Scientific Publications Database

Article Title: Quantitative texture analysis on pre-treatment computed tomography predicts local recurrence in stage I non-small cell lung cancer following stereotactic radiation therapy
Authors: Dennie, Carole; Thornhill, Rebecca; Souza, Carolina A.; Odonkor, Cecilia; Pantarotto, Jason R.; MacRae, Robert; Cook, Graham
Journal: QUANTITATIVE IMAGING IN MEDICINE AND SURGERY Volume 7 Issue 6
Date of Publication:2017
Abstract:
Background: The prediction of local recurrence (LR) of stage I non-small cell lung cancer (NSCLC) after definitive stereotactic body radiotherapy (SBRT) remains elusive. The purpose of this study was to assess whether quantitative imaging features on pre-treatment computed tomography (CT) can predict LR beyond 18 (F-18) fluorodeoxyglucose (F-18-FDG) positron emission tomography (PET)/CT maximum standard uptake value (SUVmax).Methods: This retrospective study evaluated 36 patients with 37 stage I NSCLC who had local tumor control (LC; n=19) and (LR; n=18).

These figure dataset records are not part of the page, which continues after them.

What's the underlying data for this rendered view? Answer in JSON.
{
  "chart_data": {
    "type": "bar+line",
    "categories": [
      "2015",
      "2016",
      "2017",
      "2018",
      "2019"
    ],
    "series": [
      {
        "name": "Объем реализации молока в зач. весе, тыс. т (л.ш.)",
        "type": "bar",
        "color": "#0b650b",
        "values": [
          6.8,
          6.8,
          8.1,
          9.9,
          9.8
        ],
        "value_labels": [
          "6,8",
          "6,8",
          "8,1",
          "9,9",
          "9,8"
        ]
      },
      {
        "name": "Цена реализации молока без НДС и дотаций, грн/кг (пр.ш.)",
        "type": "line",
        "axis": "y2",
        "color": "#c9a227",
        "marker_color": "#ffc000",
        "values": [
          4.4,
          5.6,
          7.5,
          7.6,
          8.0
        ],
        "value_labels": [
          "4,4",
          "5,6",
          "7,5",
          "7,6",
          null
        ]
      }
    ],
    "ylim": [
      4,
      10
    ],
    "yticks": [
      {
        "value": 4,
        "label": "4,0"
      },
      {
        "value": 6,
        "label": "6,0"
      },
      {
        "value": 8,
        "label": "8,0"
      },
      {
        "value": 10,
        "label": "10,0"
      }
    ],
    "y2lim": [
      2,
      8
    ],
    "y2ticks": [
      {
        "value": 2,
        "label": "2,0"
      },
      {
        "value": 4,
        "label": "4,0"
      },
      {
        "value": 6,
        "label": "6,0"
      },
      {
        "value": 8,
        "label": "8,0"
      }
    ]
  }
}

Textural features were extracted on pre-treatment CT. Mann-Whitney U tests were used to compare LC and LR groups. Receiver-operating characteristic (ROC) curves were constructed and the area under the curve (AUC) calculated with LR as outcome.Results: Gray-level correlation and sum variance were greater in the LR group, compared with the LC group (P=0.02 and P=0.04, respectively). Gray-level difference variance was lower in the LR group (P=0.004). The logistic regression model generated using gray-level correlation and difference variance features resulted in AUC (SE) 0.77 (0.08) (P=0.0007). The addition of 18F-FDG PET/CT SUVmax did not improve the AUC (P=0.75).Conclusions: CT textural features were found to be predictors of LR of early stage NSCLC on baseline CT prior to SBRT.